Let me share a little secret. "Despite Nagging Malfunctions," which goes live today at The Superstition Review, began in a little room called The Stellar's Jay Suite at the Kangaroo House Bed & Breakfast in East Sound, Washington. I was there as a resident for Artsmith last February, spending a fabulous week, mostly on a day bed with a notebook in my lap and a stack of books at my side, researching everything from typhus to Saturn (hmmm, why was I researching typhus? I can no longer recall, but there it is, scrawled in my notebook: "highly contagious caused by bacteria in lice. 10-40% chance of dying. Between 1918-1922, typhus killed three million").

But I digress.

To begin "Despite Nagging Malfunctions," I first had to find out that Voyager 2 , well, "despite nagging malfunctions"(according to an archived 1977 New York Times article), launched in September of 1977.

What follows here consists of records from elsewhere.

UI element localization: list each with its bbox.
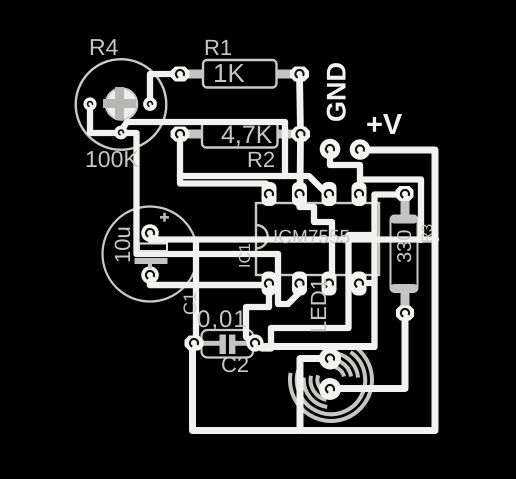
wire IC pad H stub to x374 [360, 280, 375, 286]
C1 plate stub [148, 264, 152, 269]
svg-text:1K: 1K [213, 58, 245, 88]
pad R3 top [396, 186, 414, 201]
wire R3 bottom pad to buzzer pad B [331, 315, 405, 389]
wire C2 left pad up to IC pad A [193, 241, 197, 343]
wire C2 right pad band to x374 vertical [258, 343, 373, 350]
wire C1- to IC pad E [150, 275, 267, 285]
via V1 GND [320, 139, 341, 160]
wire y254 hook to IC pad F [278, 254, 299, 304]
wire buzzer pad A left-down to bottom rail [300, 359, 330, 431]
pad buzzer B [319, 378, 341, 400]
pad R4.3 [114, 126, 128, 140]
svg-text:R1: R1 [204, 35, 232, 60]
pad C2 left (hex) [185, 336, 204, 351]
svg-text:R4: R4 [89, 34, 119, 60]
pad R2 right (hex) [291, 127, 310, 142]
svg-text:+V: +V [366, 109, 403, 141]
wire R4 bottom junction down to y254 [121, 133, 278, 254]
IC notch [256, 225, 268, 248]
pad R4.2 wiper [143, 97, 157, 111]
C1 plate filled [135, 258, 168, 264]
wire net A branch to IC pad A [180, 176, 269, 188]
svg-text:ICM7555: ICM7555 [273, 227, 350, 248]
pad C1+ [141, 224, 159, 242]
wire C2 right pad up-jog to y328 run [256, 235, 374, 349]
IC pads bottom row [262, 272, 277, 296]
pad C2 right [246, 334, 263, 351]
C1 plus mark [160, 213, 169, 222]
pad R2 left (hex) [171, 127, 190, 142]
wire +V jog from pad D stem [360, 180, 421, 241]
wire buzzer pad A up stub [327, 347, 333, 359]
potentiometer R4 outline [76, 59, 167, 150]
resistor R1 body [188, 60, 292, 88]
wire x374 vertical 330top to buzzer area [375, 195, 406, 348]
pad R1 left (hex) [171, 67, 190, 82]
via V2 +V [350, 139, 371, 160]
wire R4 right pad to R1 left pad [150, 74, 180, 103]
wire R4 bottom pad to node under R2 (net A) [121, 122, 285, 176]
resistor R3 body (330) [391, 199, 418, 308]
R4 wiper disk [106, 88, 138, 120]
svg-text:4,7K: 4,7K [221, 121, 273, 149]
C1 plate hollow [139, 244, 167, 252]
svg-text:GND: GND [322, 62, 352, 122]
R4 wiper cross [103, 87, 136, 120]
pad C1- [141, 266, 159, 284]
wire R1 right - R2 right - IC pad B [300, 74, 301, 195]
svg-text:10u: 10u [110, 226, 135, 263]
pad R4.1 [83, 97, 96, 110]
svg-text:LED1: LED1 [306, 278, 331, 333]
wire stair IC pad B to pad G [300, 198, 333, 283]
wire via V1 to IC pad D [330, 150, 360, 193]
pad buzzer A [319, 348, 341, 370]
wire net A stair to IC pin pad C [285, 176, 329, 193]
svg-text:330: 330 [394, 230, 416, 263]
svg-text:0,01: 0,01 [197, 306, 248, 333]
IC pads top row [262, 182, 277, 206]
wire C1+ long horizontal to +V vertical [150, 236, 436, 240]
svg-text:IC1: IC1 [237, 243, 254, 268]
svg-text:100K: 100K [85, 146, 139, 172]
IC U1 outline [256, 203, 379, 275]
resistor R2 body [189, 122, 292, 148]
pad R1 right (hex) [290, 67, 309, 82]
wire R4 left pad to R4 bottom pad [90, 104, 121, 133]
wire IC pad E hook to C2 right pad [246, 288, 269, 343]
capacitor C2 body [198, 330, 256, 358]
capacitor C1 outline [103, 207, 198, 302]
svg-text:R3: R3 [419, 224, 436, 243]
pad R3 bottom [396, 306, 414, 321]
svg-text:R2: R2 [247, 147, 275, 172]
wire +V main: via V2 right, down, bottom rail [193, 150, 436, 431]
buzzer SP1 concentric rings [290, 349, 372, 421]
wire R2 left pad down then right (net A) [180, 135, 285, 176]
svg-text:C2: C2 [221, 352, 249, 377]
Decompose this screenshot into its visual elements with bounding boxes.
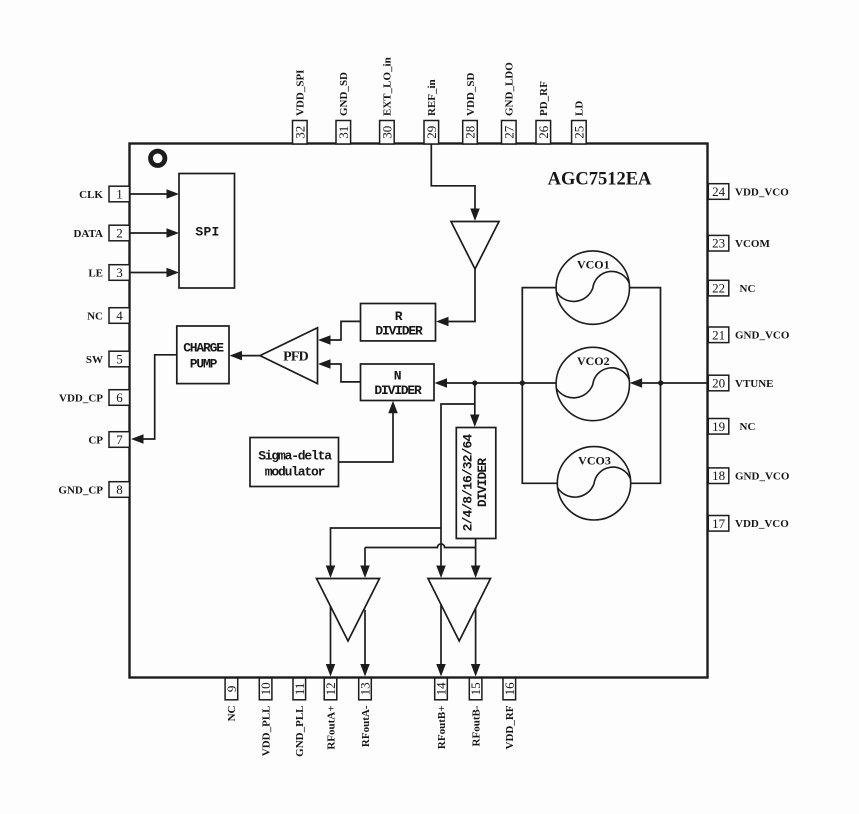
svg-text:VDD_VCO: VDD_VCO [735,186,789,198]
svg-text:VDD_VCO: VDD_VCO [735,518,789,530]
pin 7 CP [109,432,130,448]
pin 28 VDD_SD [463,121,478,145]
pin 3 LE [109,265,130,281]
wire buffer output to R divider [447,269,475,322]
svg-text:20: 20 [712,376,725,391]
output buffer A (triangle) [317,579,380,642]
pin 30 EXT_LO_in [380,121,395,145]
oscillator VCO1 [556,251,629,324]
svg-text:VCO3: VCO3 [578,453,611,467]
svg-text:8: 8 [116,482,123,497]
pin 17 VDD_VCO [708,516,729,532]
svg-text:N: N [394,369,401,384]
junction left rail [520,380,525,385]
svg-text:31: 31 [336,126,351,139]
wire pin29 REF_in to input buffer [431,144,475,210]
svg-text:LD: LD [574,101,586,116]
wire R divider to PFD [329,321,361,340]
wire VCO2 to N divider [445,382,556,384]
svg-text:RFoutB-: RFoutB- [470,705,482,746]
svg-text:27: 27 [501,125,516,139]
svg-text:CP: CP [88,434,103,446]
svg-text:28: 28 [463,126,478,139]
svg-text:30: 30 [379,126,394,139]
svg-text:DIVIDER: DIVIDER [475,458,490,507]
svg-text:GND_VCO: GND_VCO [735,330,790,342]
svg-text:14: 14 [434,682,449,696]
svg-text:25: 25 [571,126,586,139]
oscillator VCO3 [557,447,630,520]
pin 27 GND_LDO [502,121,517,145]
pin 9 NC [225,678,238,700]
svg-text:NC: NC [740,283,756,295]
svg-text:PD_RF: PD_RF [538,81,550,116]
svg-text:29: 29 [424,126,439,139]
svg-text:EXT_LO_in: EXT_LO_in [382,57,394,116]
SPI block U1 [179,174,235,289]
pin 6 VDD_CP [109,390,130,406]
oscillator VCO2 [556,347,629,420]
R divider block [361,304,436,341]
svg-text:VDD_RF: VDD_RF [504,705,516,749]
svg-text:VDD_CP: VDD_CP [59,392,103,404]
pin 4 NC [109,308,130,324]
wire pin3 LE to SPI [130,272,168,274]
junction right rail [658,380,663,385]
svg-text:LE: LE [88,267,103,279]
charge pump block [177,326,229,384]
pin-1 indicator circle [151,151,165,165]
svg-text:DATA: DATA [73,228,103,240]
svg-text:VCO1: VCO1 [577,258,610,272]
svg-text:2: 2 [116,226,123,241]
pin 21 GND_VCO [708,327,729,343]
svg-text:3: 3 [116,265,123,280]
pin 24 VDD_VCO [708,184,729,200]
wire sigma-delta to N divider [339,412,394,463]
2/4/8/16/32/64 divider block [456,428,496,539]
svg-text:modulator: modulator [265,465,325,480]
wire PFD to charge pump [241,355,261,357]
svg-text:26: 26 [536,125,551,139]
svg-text:16: 16 [502,682,517,696]
svg-text:23: 23 [712,236,725,251]
buffer B output wires to pins 14,15 [440,604,442,665]
pin 20 VTUNE [708,375,729,391]
svg-text:6: 6 [116,390,123,405]
svg-text:32: 32 [292,126,307,139]
wire VTUNE pin20 to VCO2 [641,382,709,384]
svg-text:SPI: SPI [195,225,219,240]
svg-text:9: 9 [224,686,239,693]
svg-text:GND_LDO: GND_LDO [504,62,516,116]
svg-text:DIVIDER: DIVIDER [374,383,422,398]
svg-text:RFoutB+: RFoutB+ [436,706,448,750]
output buffer B (triangle) [428,579,491,642]
pin 10 VDD_PLL [259,678,272,700]
pin 12 RFoutA+ [324,678,337,700]
sigma-delta modulator block [250,438,339,487]
svg-text:7: 7 [116,432,123,447]
pin 22 NC [708,280,729,296]
svg-text:21: 21 [712,327,725,342]
N divider block [361,364,435,401]
PFD block (triangle) [260,328,318,384]
pin 16 VDD_RF [503,678,516,700]
buffer A output wires to pins 12,13 [330,606,332,665]
wire pin1 CLK to SPI [130,193,168,195]
svg-text:13: 13 [358,682,373,695]
svg-text:VTUNE: VTUNE [735,378,774,390]
pin 29 REF_in [424,121,439,145]
svg-text:NC: NC [226,705,238,721]
pin 14 RFoutB+ [435,678,448,700]
svg-text:VDD_SD: VDD_SD [465,73,477,116]
svg-text:24: 24 [712,184,726,199]
svg-text:GND_PLL: GND_PLL [294,706,306,757]
pin 18 GND_VCO [708,468,729,484]
svg-text:4: 4 [116,308,123,323]
reference input buffer (triangle) [451,222,499,270]
svg-text:1: 1 [116,187,123,202]
pin 15 RFoutB- [469,678,482,700]
pin 1 CLK [109,186,130,202]
svg-text:DIVIDER: DIVIDER [375,324,423,339]
pin 5 SW [109,351,130,367]
svg-text:SW: SW [86,354,103,366]
IC outline box AGC7512EA [130,144,708,678]
svg-text:GND_CP: GND_CP [58,484,103,496]
svg-text:NC: NC [87,310,103,322]
junction node A [472,380,477,385]
svg-text:2/4/8/16/32/64: 2/4/8/16/32/64 [461,434,476,532]
svg-text:10: 10 [258,682,273,695]
svg-text:CLK: CLK [79,189,103,201]
pin 8 GND_CP [109,482,130,498]
svg-text:12: 12 [323,682,338,695]
svg-text:PUMP: PUMP [190,357,218,372]
svg-text:22: 22 [712,281,725,296]
svg-text:VDD_SPI: VDD_SPI [295,70,307,116]
svg-text:5: 5 [116,352,123,367]
wire N divider to PFD [329,364,361,382]
svg-text:19: 19 [712,419,725,434]
pin 2 DATA [109,225,130,241]
pin 19 NC [708,419,729,435]
svg-text:Sigma-delta: Sigma-delta [258,449,332,464]
svg-text:GND_VCO: GND_VCO [735,471,790,483]
svg-text:11: 11 [292,683,307,696]
wire pin2 DATA to SPI [130,232,168,234]
svg-text:RFoutA-: RFoutA- [360,705,372,747]
wire charge pump to pin7 CP [142,355,177,439]
VCO left rail [522,288,557,484]
svg-text:17: 17 [712,516,726,531]
pin 11 GND_PLL [293,678,306,700]
pin 26 PD_RF [536,121,551,145]
svg-text:VCOM: VCOM [735,238,770,250]
pin 13 RFoutA- [359,678,372,700]
VCO right rail [629,288,660,484]
svg-text:VDD_PLL: VDD_PLL [260,706,272,757]
svg-text:RFoutA+: RFoutA+ [325,706,337,750]
pin 23 VCOM [708,235,729,251]
svg-text:NC: NC [740,421,756,433]
svg-text:PFD: PFD [283,350,309,365]
wire node A branch to buffers [441,404,475,567]
wire node A down to prescaler divider [474,383,476,416]
svg-text:REF_in: REF_in [426,79,438,116]
svg-text:AGC7512EA: AGC7512EA [548,170,652,190]
svg-text:CHARGE: CHARGE [183,341,224,356]
svg-text:18: 18 [712,468,725,483]
pin 31 GND_SD [336,121,351,145]
wire divider output to buffers (with hop) [475,539,477,568]
svg-text:GND_SD: GND_SD [338,72,350,116]
pin 25 LD [572,121,587,145]
svg-text:VCO2: VCO2 [577,354,610,368]
pin 32 VDD_SPI [293,121,308,145]
svg-text:15: 15 [468,682,483,695]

I also had to come up with a list of statements from various poems by Mary Reufle, including:

I was given [concrete gift] ...

I smelled ...

I discovered ...

I fell in love with ...

My mother ...

My father ...

I learned ...

One morning ...

I saw ... [image of animal]

State a piece of advice. Dismiss or muse on it. Ask a question.

Go back to talking about the same animal.

Don't be [animal].

In other words, I made myself a little poem draft road map.

It wouldn't be the first time someone worked from a blueprint, would it?

I hope you enjoy the completed version. It was a fun poem to write, especially gratifying to get Tycho Brahe's prosthetic nose into a poem, and some Emily Post wisdom.